Key Insight: Encode expert tacit knowledge (aesthetic taste, design methodology) into explicit rules expressed in LLM-understandable ways.

Mode 2: Script Execution

Item	Description
Representatives	pdf, pptx, xlsx, webapp-testing
Structure	`SKILL.md` (user manual) + `scripts/` (pre-built scripts)
Principle	SKILL.md teaches LLM how to use scripts; complex tasks call pre-built tools
Execution	`skill_run("python3 scripts/xxx.py")` executes in sandbox

Difference Between Two Types of Code:

	SKILL.md Code Examples	scripts/ Pre-built Scripts
Purpose	Teach LLM how to write code	Direct execution black-box tools
Who Executes	LLM writes + Agent base tools	`skill_run` in sandbox
Suitable For	Simple one-time operations	Complex, verification-required workflows

Token Efficiency: 1 skill_run (20 tokens) vs 8 function calls (1600-4000 tokens)

Mode 3: Library Calling

Item	Description
Representatives	slack-gif-creator
Structure	`SKILL.md` (API docs) + `core/` (Python library)
Principle	LLM writes code on-the-fly `import core.xxx`, combining library functions to complete tasks
Characteristics	LLM changes from "caller" to "developer"

Key Difference:

	Script Execution (pdf)	Library Calling (slack-gif-creator)
File Structure	`scripts/xxx.py` (standalone executable)	`core/xxx.py` (Python module)
Calling Method	`skill_run("python3 scripts/xxx.py")`	LLM writes script `import core.xxx`
LLM Role	Caller (runs pre-built scripts)	Developer (combines library functions)

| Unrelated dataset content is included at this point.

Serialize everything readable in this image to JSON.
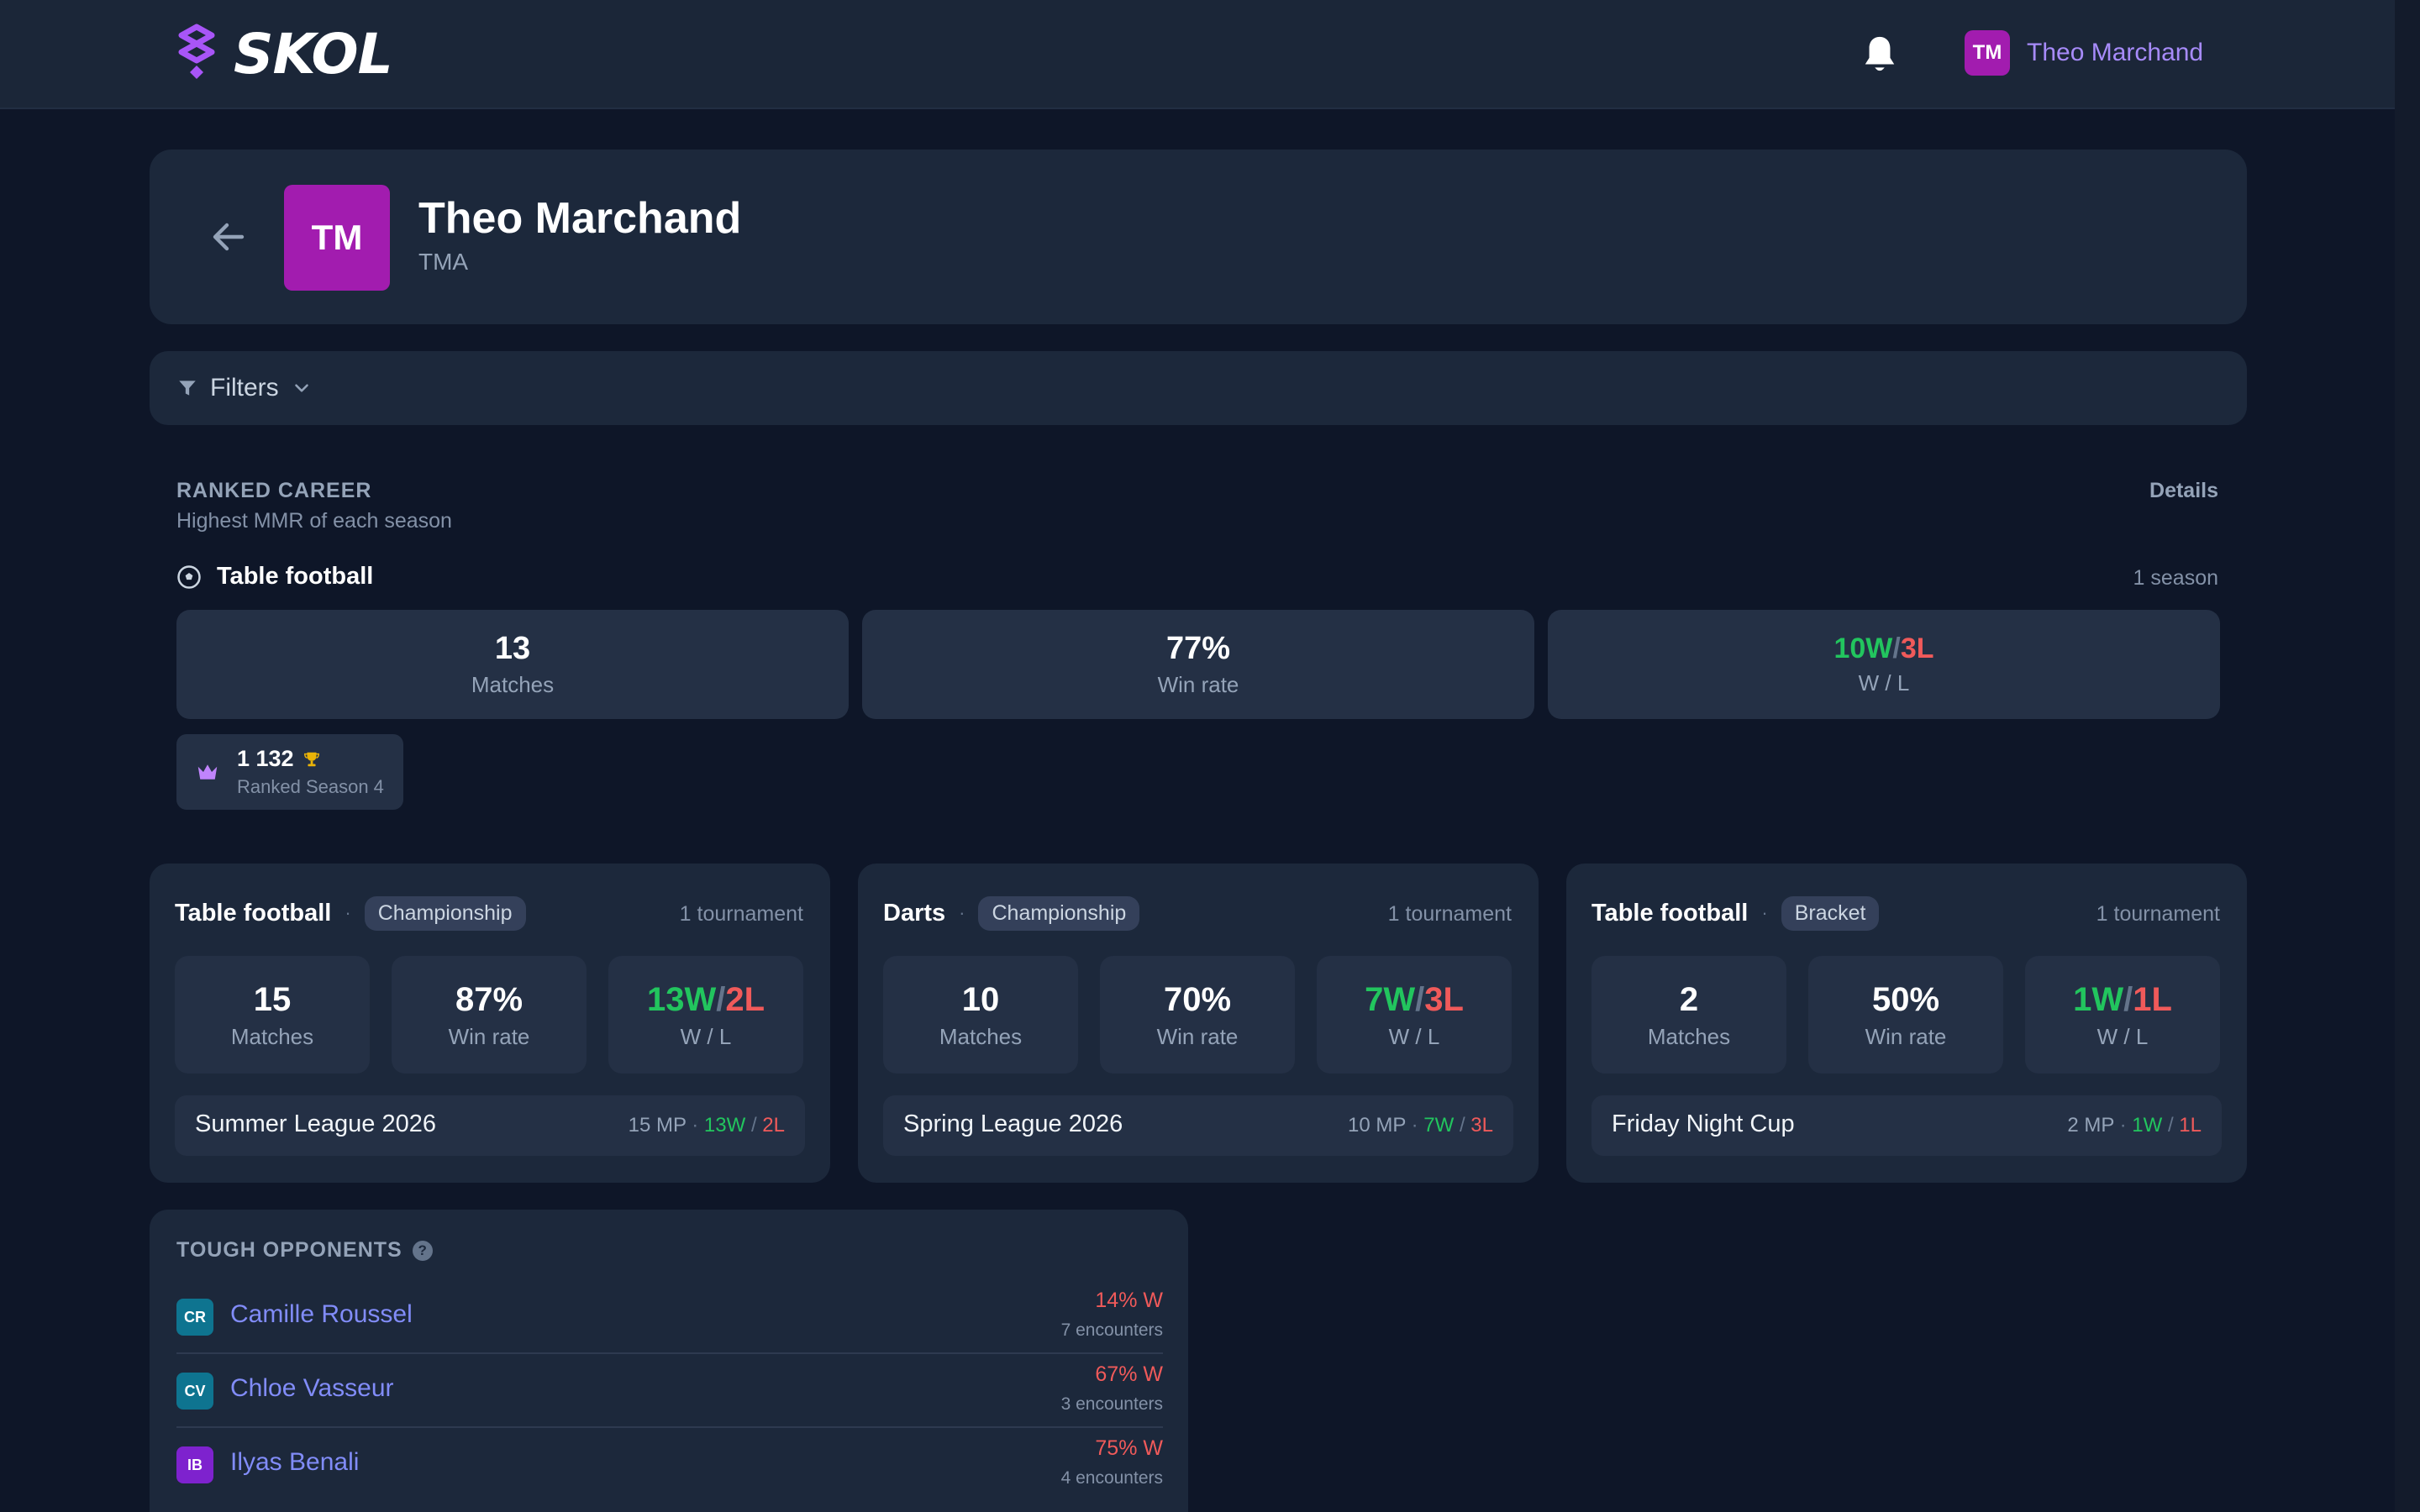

Mode 4: Progressive Document Loading

Item	Description
Representatives	pptx, mcp-builder
Structure	`SKILL.md` (routing table) + multiple detailed docs (editing.md, pptxgenjs.md)
Principle	Three-layer information model, load on demand
Advantage	46% token efficiency improvement, avoiding loading all documents at once

Three-Layer Information Model:

Layer 1 description (~50 words)
"Presentation creation, editing, and analysis..."
→ Always in available skills list, LLM judges if loading needed

Layer 2 SKILL.md body (~200 lines)
Quick Reference routing table + design guidelines + QA workflow
→ Injected into system message after loading, LLM knows general direction

Layer 3 editing.md / pptxgenjs.md (on-demand)
Detailed operation steps + code examples
→ LLM loads on-demand through skill_select_docs

Token Savings:

Load all at once: ~28.7KB ≈ 7000 tokens
Progressive loading (editing task): ~3750 tokens (46% savings)

Mode 5: Orchestration

Item	Description
Representatives	skill-creator
Structure	Ultra-detailed orchestration guide (32KB) + sub-agent instructions + script toolchain
Principle	SKILL.md defines complete multi-stage pipeline
Characteristics	Uses elements from all four previous modes

Execution Flow:

Capture Intent → Interview → Write SKILL.md → Run Tests
→ Evaluate → Improve → Repeat → Package

Essence: SKILL.md is not teaching LLM how to use a tool, but orchestrating LLM execution of a complex multi-step project.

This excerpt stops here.